What the Military Can Learn from

American High School Students

America’s all-volunteer military depends on attracting the best and the brightest – by the thousands. With the military working hard to meet new, higher recruitment goals, here’s what America’s high school students can tell the military.

A Student Research Foundation analysis of surveys completed by 133,476 U.S. high school students nationwide finds nearly half (45%) would consider joining the military.[1] However, the “devil’s in the details.”

  • “Brand” matters. Only 3% of students would consider just any branch of the service. Students have favorite brands when it comes to the armed services. Students are most willing to consider the Air Force and least likely to consider the Coast Guard.[2]
  • Young men continue to be much more likely than young women to consider joining the military – regardless of branch.

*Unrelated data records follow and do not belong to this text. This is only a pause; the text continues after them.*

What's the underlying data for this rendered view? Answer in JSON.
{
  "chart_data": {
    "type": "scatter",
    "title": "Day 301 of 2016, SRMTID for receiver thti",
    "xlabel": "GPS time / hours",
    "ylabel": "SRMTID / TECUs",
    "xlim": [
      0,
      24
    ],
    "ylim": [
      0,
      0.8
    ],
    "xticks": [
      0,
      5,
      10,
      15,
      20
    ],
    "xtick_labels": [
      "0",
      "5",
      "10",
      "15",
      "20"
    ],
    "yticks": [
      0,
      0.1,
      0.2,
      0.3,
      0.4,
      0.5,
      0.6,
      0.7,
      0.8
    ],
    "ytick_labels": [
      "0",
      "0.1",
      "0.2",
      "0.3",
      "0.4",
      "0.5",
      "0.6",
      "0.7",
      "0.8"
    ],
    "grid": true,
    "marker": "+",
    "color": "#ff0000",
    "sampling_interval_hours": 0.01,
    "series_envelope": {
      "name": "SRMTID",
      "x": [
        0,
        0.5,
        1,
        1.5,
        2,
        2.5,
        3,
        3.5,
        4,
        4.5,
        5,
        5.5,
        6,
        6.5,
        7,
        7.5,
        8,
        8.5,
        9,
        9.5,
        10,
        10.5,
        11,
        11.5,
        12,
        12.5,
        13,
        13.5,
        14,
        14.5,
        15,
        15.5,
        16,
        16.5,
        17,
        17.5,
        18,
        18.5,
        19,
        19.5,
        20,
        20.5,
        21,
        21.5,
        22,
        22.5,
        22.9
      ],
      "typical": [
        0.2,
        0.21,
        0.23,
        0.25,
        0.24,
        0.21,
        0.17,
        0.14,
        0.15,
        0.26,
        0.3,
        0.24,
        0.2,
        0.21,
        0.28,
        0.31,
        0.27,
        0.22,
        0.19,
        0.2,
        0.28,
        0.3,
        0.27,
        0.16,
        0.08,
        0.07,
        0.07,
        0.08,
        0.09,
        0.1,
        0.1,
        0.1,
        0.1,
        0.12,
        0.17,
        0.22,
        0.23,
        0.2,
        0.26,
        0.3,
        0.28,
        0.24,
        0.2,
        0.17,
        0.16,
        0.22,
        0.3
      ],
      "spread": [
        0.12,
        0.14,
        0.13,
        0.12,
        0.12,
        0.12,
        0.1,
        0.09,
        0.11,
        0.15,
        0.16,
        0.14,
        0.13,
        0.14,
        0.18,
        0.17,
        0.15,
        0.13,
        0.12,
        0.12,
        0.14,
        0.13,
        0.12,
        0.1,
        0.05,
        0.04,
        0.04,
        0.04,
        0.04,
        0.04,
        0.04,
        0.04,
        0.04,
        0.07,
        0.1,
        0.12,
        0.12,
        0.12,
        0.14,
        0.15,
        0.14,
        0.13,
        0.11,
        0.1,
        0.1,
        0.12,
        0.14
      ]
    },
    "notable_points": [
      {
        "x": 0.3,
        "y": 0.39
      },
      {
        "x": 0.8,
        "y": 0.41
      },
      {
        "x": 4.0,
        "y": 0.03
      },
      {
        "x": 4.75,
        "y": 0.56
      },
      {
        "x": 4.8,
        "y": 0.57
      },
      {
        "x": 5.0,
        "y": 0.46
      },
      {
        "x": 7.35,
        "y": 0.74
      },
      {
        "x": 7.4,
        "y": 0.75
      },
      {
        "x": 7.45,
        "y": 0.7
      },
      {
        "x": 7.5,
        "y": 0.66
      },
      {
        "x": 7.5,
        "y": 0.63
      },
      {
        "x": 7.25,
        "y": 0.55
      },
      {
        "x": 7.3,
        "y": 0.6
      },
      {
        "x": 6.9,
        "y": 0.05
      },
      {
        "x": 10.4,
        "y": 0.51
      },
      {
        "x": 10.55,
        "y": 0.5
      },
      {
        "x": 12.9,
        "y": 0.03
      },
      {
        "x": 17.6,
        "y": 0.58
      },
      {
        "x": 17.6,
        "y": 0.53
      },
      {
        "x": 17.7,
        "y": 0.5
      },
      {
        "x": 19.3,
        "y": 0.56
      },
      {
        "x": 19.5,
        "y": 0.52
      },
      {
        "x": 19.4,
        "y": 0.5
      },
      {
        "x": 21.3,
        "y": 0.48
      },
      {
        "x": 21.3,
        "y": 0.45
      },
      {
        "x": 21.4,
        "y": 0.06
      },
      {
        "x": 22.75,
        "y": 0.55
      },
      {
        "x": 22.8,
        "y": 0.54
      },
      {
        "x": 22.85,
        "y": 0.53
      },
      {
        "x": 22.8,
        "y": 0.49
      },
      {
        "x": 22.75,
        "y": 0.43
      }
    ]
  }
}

However, the relative appeal of service branches is the same for women and men – except for the Marine Corps which appeals much more to males than females. 
  • Despite concerns about balancing higher recruitment goals and high standards, “A” students account for roughly one in three considering the military.[3] However, “A” students are most common among potential Air Force recruits and least common among potential Marines.
  • Women raise the quality of the recruit pool. No matter the branch of service, “A” students are more common among the women than the men who aspire to serve.

The Military Officers Association of America encourages veterans to share stories of how the military improved their lives.[4] This may be particularly important to further narrow the gender gap and expand interest in the military among young women and among even more of the best and brightest of young men. In addition, better understanding the meaning of service “brand” to students – and how that brand can help students achieve their career goals – may be critical to successfully building military strength for the 21st Century.

[1] This analysis from the Student Research Foundation is based on responses of 133,476 high school students who completed surveys. The paper surveys were administered to students nationwide, in-class during Fall semester of the 2017-18 academic year.
[2] Totals for each branch include those who explicitly mentioned that branch of service plus those willing to consider any branch.
[3] “A” Students are those who self-report a GPA of A-, A, or A+.